INTRODUCTION: The current RT-qPCR approach to identify Covid-19 diseases is slow and non-optimal for a large number of candidates.

OBJECTIVES: Several studies have demonstrated that deep learning can help healthcare professionals diagnose Covid-19 patients. The deep learning model proposed in this paper significantly enhanced the accuracy of identifying Covid-19 patients compared to prior approaches.

METHODS: This paper applies transfer learning and deep residual network ResNet152V2 to detect Covid-19 patients with the help of CT scan images. Monte Carlo Cross-Validation has been applied to obtain an accurate and valid result.

RESULTS: The proposed model can identify Covid-19 disease with an overall accuracy of 95.06%, along with an average precision and recall of 97.19% and 92.81%, respectively. It also obtained a specificity of 93.14% and a F1-score of 94.96%.

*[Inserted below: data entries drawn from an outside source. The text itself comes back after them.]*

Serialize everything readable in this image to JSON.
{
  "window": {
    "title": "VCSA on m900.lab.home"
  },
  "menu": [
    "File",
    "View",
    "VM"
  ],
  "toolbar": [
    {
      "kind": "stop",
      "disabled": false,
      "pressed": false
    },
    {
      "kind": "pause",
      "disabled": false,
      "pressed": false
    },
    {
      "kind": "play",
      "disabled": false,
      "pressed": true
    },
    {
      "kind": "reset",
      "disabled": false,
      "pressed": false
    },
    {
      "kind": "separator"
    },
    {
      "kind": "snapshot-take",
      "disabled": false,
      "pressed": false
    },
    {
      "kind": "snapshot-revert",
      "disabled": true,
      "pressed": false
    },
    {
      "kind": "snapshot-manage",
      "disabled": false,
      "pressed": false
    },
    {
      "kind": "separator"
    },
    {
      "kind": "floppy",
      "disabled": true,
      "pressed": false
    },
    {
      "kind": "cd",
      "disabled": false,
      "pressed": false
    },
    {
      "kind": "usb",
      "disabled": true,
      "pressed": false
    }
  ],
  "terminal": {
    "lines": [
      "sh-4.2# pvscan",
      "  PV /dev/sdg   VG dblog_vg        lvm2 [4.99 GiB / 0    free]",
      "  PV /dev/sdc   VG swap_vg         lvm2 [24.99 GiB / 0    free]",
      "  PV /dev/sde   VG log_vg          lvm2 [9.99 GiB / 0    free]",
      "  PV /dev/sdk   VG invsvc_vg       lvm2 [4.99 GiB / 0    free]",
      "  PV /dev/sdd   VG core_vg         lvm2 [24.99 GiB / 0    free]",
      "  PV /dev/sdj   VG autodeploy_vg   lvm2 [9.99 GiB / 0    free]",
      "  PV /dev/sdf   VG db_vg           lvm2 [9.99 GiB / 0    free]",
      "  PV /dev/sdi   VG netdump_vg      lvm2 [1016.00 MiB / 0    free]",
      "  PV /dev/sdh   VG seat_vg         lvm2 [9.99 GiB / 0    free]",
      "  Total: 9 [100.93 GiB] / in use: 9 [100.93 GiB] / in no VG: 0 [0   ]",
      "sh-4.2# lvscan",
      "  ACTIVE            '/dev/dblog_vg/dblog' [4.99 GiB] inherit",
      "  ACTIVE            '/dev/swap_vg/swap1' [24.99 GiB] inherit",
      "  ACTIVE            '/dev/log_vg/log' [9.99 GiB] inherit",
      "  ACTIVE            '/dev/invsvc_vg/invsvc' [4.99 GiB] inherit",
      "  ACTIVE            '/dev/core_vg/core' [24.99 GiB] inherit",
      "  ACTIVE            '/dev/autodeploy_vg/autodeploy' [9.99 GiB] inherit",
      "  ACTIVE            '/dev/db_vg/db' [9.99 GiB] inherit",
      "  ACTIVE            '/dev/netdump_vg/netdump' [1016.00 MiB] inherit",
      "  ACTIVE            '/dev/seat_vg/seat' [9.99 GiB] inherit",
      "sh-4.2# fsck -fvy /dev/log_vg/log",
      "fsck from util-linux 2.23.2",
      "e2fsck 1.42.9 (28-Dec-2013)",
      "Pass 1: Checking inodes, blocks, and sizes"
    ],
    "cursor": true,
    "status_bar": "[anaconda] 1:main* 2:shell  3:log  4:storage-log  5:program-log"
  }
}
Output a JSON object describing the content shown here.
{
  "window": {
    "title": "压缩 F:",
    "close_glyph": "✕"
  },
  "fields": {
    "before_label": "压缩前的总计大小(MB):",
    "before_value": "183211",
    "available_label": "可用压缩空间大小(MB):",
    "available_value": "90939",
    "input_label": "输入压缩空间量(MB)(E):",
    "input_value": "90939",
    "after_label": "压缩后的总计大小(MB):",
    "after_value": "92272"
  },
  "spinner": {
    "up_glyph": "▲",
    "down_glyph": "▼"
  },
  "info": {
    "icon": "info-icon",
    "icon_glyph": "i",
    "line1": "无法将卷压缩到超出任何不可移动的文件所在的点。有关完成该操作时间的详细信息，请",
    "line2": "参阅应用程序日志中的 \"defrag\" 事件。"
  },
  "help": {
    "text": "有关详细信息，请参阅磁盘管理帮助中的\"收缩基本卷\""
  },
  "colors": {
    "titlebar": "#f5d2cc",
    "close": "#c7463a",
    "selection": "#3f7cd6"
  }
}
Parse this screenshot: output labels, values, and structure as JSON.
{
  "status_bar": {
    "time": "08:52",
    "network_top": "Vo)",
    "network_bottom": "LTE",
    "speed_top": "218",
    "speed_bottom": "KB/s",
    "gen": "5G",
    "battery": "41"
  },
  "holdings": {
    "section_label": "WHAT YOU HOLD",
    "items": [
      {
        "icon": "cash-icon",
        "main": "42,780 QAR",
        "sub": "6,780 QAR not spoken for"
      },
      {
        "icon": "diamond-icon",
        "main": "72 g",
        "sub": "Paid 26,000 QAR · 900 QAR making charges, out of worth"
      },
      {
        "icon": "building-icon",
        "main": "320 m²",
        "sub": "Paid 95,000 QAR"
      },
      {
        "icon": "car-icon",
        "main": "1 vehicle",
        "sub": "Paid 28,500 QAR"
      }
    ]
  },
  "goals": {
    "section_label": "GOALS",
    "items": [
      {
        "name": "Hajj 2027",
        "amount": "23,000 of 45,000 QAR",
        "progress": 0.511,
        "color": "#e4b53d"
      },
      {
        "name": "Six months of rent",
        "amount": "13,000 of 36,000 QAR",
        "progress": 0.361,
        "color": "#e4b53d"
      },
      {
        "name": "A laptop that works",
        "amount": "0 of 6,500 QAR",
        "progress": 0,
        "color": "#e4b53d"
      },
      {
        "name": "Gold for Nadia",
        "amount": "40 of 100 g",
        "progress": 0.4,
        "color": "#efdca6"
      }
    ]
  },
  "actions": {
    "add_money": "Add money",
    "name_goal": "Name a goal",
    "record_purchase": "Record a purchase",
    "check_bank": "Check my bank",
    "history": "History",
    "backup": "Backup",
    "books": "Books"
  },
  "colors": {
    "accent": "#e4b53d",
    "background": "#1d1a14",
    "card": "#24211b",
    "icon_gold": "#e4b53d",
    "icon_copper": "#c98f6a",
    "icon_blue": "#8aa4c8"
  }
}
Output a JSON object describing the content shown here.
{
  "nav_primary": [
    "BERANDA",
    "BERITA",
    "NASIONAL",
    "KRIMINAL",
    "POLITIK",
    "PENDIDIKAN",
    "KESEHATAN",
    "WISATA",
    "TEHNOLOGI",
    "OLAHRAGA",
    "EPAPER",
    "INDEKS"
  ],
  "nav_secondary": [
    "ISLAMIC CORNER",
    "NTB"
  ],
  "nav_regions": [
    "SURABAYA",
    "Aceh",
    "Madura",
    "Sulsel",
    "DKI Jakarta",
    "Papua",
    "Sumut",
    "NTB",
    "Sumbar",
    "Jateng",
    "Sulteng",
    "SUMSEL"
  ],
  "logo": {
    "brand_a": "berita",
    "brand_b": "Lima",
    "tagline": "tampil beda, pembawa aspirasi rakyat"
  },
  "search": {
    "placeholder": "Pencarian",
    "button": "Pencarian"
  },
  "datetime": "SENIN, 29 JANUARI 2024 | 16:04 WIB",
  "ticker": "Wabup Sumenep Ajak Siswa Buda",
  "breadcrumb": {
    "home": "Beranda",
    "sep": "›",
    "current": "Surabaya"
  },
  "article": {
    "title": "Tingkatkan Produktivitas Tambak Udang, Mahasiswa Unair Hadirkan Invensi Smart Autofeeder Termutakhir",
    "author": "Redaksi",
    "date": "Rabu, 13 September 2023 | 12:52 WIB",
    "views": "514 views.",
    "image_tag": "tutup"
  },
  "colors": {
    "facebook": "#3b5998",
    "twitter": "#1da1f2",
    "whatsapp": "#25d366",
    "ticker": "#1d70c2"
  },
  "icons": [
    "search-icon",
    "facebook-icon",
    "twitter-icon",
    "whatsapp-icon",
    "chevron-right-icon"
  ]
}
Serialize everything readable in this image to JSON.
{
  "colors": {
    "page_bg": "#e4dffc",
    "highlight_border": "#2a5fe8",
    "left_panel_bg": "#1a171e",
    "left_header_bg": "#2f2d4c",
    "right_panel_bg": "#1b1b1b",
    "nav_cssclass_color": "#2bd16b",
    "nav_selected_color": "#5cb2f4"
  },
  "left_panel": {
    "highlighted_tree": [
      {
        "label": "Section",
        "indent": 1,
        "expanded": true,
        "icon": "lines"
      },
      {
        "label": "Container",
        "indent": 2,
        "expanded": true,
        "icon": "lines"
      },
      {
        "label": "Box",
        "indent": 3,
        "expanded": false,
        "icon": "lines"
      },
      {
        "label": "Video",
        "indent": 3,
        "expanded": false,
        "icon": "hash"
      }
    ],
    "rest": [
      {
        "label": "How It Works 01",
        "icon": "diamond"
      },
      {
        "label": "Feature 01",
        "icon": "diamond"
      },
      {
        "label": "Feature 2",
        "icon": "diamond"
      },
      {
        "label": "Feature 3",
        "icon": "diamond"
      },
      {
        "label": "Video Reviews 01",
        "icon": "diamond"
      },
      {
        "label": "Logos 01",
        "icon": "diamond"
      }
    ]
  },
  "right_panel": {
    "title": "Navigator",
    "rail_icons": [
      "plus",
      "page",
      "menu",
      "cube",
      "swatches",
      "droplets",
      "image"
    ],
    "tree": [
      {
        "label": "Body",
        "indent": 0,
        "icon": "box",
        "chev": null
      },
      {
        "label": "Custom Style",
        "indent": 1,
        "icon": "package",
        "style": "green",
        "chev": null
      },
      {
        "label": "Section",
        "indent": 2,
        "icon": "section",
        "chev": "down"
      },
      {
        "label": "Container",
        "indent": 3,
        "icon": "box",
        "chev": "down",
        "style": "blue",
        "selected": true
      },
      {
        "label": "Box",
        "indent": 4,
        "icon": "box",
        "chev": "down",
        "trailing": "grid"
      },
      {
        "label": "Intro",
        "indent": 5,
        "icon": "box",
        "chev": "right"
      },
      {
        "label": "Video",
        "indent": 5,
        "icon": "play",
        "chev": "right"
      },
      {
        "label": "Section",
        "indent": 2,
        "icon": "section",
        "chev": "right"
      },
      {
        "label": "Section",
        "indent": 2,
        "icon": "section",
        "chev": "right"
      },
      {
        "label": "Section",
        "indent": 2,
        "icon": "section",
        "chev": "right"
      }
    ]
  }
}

CONCLUSION: The performance of this proposed ResNet152V2 model is superior to most of the current Covid-19 detection models.

Keywords
Covid-19, deep learning, deep transfer learning, ResNet152V2
Received
2021-10-02
Accepted
2021-12-07
Published
2022-01-07
Publisher
EAI
http://dx.doi.org/10.4108/eai.7-1-2022.172812

Copyright © 2022 Lin Yang et al., licensed to EAI. This is an open access article distributed under the terms of the Creative Commons Attribution license, which permits unlimited use, distribution and reproduction in any medium so long as the original work is properly cited.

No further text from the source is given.